/Movies-ETL

The Movies Extract-Transform-Load (ETL) Analysis repo contains movie data extracted from Wikipedia and Kaggle in CSV and JSON file formats. The datasets were transformed by cleaning and merging the datasets, and the cleaned datasets were loaded into a movie_data SQL database. Regex was used to identify strings of characters defined by search patterns playing a critical role in cleaning the box office, budget, release date, and running time data. Lambda functions were used in the transform phase as "anonymous functions."

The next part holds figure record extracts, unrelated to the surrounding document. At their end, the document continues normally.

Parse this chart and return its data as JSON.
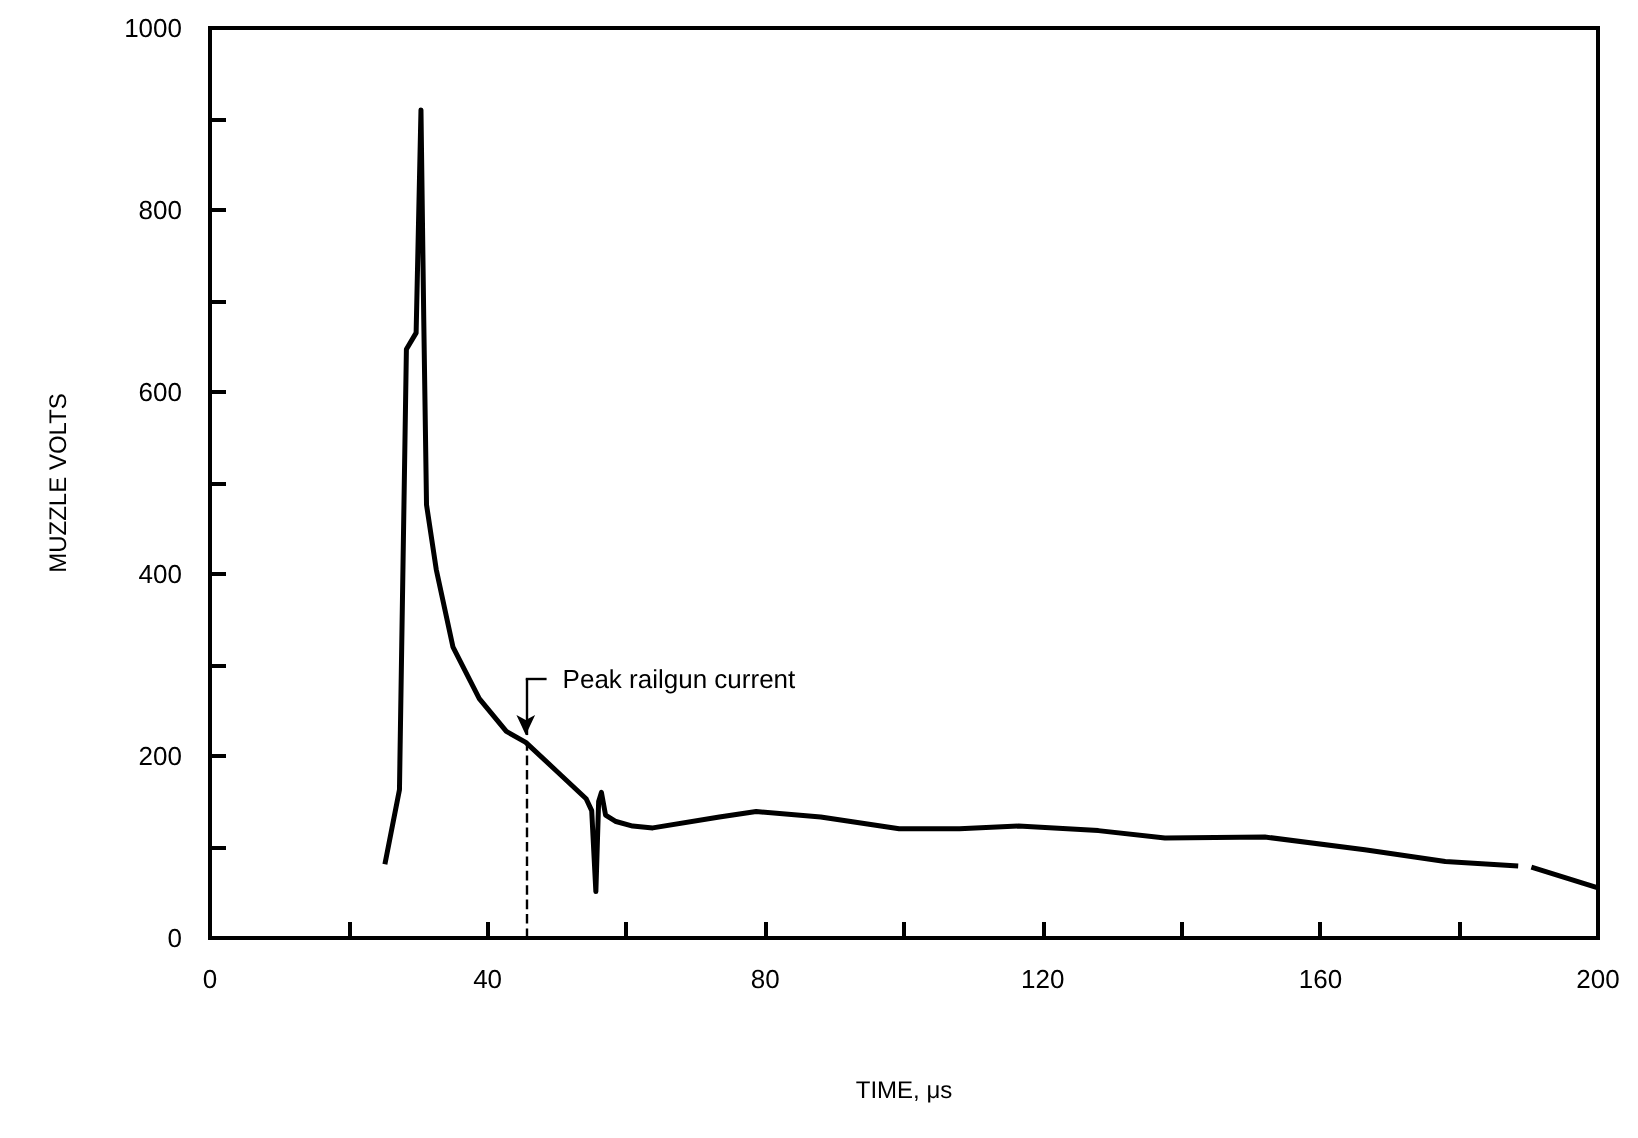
{
  "chart_data": {
    "type": "line",
    "xlabel": "TIME, μs",
    "ylabel": "MUZZLE VOLTS",
    "xlim": [
      0,
      200
    ],
    "ylim": [
      0,
      1000
    ],
    "xticks": [
      0,
      {
        "value": 20,
        "label": null
      },
      40,
      {
        "value": 60,
        "label": null
      },
      80,
      {
        "value": 100,
        "label": null
      },
      120,
      {
        "value": 140,
        "label": null
      },
      160,
      {
        "value": 180,
        "label": null
      },
      200
    ],
    "yticks": [
      0,
      {
        "value": 100,
        "label": null
      },
      200,
      {
        "value": 300,
        "label": null
      },
      400,
      {
        "value": 500,
        "label": null
      },
      600,
      {
        "value": 700,
        "label": null
      },
      800,
      {
        "value": 900,
        "label": null
      },
      1000
    ],
    "grid": false,
    "marker": "none",
    "line_style": "solid",
    "series": [
      {
        "color": "#000000",
        "x": [
          25.2,
          27.3,
          28.3,
          29.7,
          30.4,
          30.8,
          31.2,
          32.6,
          35,
          38.8,
          42.7,
          45.5,
          50,
          54.2,
          55,
          55.6,
          56,
          56.4,
          57,
          58.5,
          60.9,
          63.8,
          73.4,
          78.7,
          88,
          99.3,
          108,
          116.5,
          128,
          137.6,
          152,
          166.4,
          178,
          188.5,
          189.5,
          190.4,
          200
        ],
        "values": [
          81,
          163,
          647,
          665,
          910,
          680,
          476,
          405,
          320,
          263,
          227,
          215,
          183,
          153,
          140,
          51,
          150,
          160,
          135,
          128,
          123,
          121,
          133,
          139,
          133,
          120,
          120,
          123,
          118,
          110,
          111,
          97,
          84,
          79,
          null,
          78,
          55
        ]
      }
    ],
    "ref_lines": [
      {
        "axis": "x",
        "value": 45.5,
        "label": "Peak railgun current",
        "line_style": "dashed"
      }
    ]
  }
}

Primary LanguageJupyter Notebook

Movies Extract-Transform-Load Analysis

Overview of the Movies Extract-Transform-Load Analysis

Purpose

The purpose of Module Eight and the Movies Extract-Transform-Load (ETL) Analysis is to learn how to use the Extract-Transform-Load, also known as ETL, process to create data pipelines. Using the ETL process, movie data was extracted from Wikipedia and Kaggle in CSV and json files, then the datasets were transformed by cleaning and merging the datasets, and finally the cleaned datasets were loaded into a movie_data SQL database. During the transform step in this module, Regular Expressions, also known as Regex, were used to identify strings of characters defined by search patterns playing a critical role in cleaning the box office, budget, release date, and running time data. Lambda functions were also introduced in this module and were used in the transform phase as "anonymous functions."